A friend of mine owned the very rare Chevy HHR SS panel van with a 5-speed manual, and GM sold a "Stage 1" kit as an upgrade. It was basically a new MAP sensor and then you take the car to the dealership for an ECU reprogramming (included in the price of the kit) so they can flash the ECU to increase the engine power. With the kit you are required to use premium fuel, and the kit includes a sticker to put on the fuel door warning you of that requirement. Anyways, he used some tools to change the MAP sensor in the dealership parking lot and then had the appointment for the ECU upgrade. Both technician and service writer gave him the "Uh, what?" treatment because they just didn't know about it. It took a phone call to someone and then it was easy to do, but the dealership didn't really know the ECU upgrade for the stage 1 kit existed.


----------



## nobog (Oct 25, 2011)

Part of the reason it feels like no torque is the gearing, I had a Gen 1 Cruze (6sp also) and this thing is like over over drive compared to that, but still, at a rolling stop in 2nd you really need to baby the throttle or it just falls flat. 60 mph is about 2K rpm in 6th.


----------



## Barry Allen (Apr 18, 2018)

nobog said:


> Part of the reason it feels like no torque is the gearing


Lots of manufacturers do that for fuel economy. The shift programming jumps into the highest gear it can to stretch every MPG out of the fuel economy tests. 

My parents have a Sonata with an "ECO" button on the dashboard and that will climb up through the gears quickly and it really dampens the throttle pedal to where you have to practically floor it to get it to downshift. When I drive the car I just disable it and I wager the fuel economy is no different. Most of the games the manufacturers play is aimed at test routines where it artificially inflates fuel economy figures. Ford EcoBoost engines are the worst offenders because they get babied through the test routines and then users in the real world hammer on the throttle and get nowhere near what the sticker says.


----------



## GandEMotorsports (Dec 13, 2021)

Does it make any noticeable sound differences? Would love to hear the baby turbo a little.



nobog said:


> Cruze air intake kit, pn 84356430.
> 2018 Cruze hatchback 6 sp
> Maybe someone covered this before but here is my experience;
> 
> ...


----------



## CHEVYCRUZE RS (Mar 29, 2011)

GandEMotorsports said:


> Does it make any noticeable sound differences? Would love to hear the baby turbo a little.
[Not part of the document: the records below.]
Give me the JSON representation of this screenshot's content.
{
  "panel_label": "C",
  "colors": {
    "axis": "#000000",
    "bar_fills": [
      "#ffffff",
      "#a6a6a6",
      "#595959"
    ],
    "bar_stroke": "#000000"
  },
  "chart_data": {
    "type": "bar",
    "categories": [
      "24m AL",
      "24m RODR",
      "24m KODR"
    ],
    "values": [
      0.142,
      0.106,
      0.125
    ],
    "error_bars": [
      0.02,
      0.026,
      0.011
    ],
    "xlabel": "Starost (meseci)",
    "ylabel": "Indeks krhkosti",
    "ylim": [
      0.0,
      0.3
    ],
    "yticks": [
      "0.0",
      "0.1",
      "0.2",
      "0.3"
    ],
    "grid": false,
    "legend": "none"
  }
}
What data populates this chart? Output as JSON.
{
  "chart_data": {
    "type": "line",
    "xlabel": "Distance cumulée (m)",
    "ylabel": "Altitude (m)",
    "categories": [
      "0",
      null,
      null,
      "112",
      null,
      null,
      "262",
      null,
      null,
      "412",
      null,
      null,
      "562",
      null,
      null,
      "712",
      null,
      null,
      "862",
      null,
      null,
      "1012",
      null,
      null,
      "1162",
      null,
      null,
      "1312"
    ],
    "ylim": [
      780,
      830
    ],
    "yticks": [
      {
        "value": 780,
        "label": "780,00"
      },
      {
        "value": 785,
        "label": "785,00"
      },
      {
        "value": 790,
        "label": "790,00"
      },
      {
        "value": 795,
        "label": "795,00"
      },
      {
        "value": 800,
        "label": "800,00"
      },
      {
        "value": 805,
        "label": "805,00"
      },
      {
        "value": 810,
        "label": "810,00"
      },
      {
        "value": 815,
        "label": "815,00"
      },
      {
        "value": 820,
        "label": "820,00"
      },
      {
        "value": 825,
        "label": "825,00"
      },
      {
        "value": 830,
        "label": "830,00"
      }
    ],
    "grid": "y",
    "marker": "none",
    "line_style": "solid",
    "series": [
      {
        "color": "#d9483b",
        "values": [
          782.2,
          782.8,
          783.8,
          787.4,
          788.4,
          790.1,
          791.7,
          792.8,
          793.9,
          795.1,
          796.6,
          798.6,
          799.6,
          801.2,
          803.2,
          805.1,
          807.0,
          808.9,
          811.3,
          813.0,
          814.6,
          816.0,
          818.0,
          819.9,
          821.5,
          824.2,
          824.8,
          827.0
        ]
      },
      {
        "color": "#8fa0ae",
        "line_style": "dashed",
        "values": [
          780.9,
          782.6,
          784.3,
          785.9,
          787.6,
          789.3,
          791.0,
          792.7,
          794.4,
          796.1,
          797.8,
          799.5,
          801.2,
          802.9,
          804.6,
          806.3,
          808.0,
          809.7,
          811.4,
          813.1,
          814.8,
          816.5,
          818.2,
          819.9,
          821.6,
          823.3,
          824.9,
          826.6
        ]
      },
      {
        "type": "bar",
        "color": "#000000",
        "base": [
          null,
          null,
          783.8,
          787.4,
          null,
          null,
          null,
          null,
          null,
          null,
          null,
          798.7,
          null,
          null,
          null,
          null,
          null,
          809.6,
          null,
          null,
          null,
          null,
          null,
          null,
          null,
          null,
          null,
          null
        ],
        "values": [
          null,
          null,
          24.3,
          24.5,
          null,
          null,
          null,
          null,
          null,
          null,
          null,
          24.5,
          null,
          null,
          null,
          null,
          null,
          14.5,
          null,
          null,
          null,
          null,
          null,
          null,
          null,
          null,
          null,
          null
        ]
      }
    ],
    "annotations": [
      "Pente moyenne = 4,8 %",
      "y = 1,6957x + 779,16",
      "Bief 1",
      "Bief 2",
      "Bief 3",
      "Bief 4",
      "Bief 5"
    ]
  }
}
100% intake was my very first mod back in 2011 and was super happy with it ever since


----------



## juulcruze (Oct 13, 2021)

CHEVYCRUZE RS said:


> 100% intake was my very first mod back in 2011 and was super happy with it ever since


I think he was asking OP about the oem air intake? Unfortunate that he didn't mention it as there aren't really any good write-ups like this on the forum anymore...


----------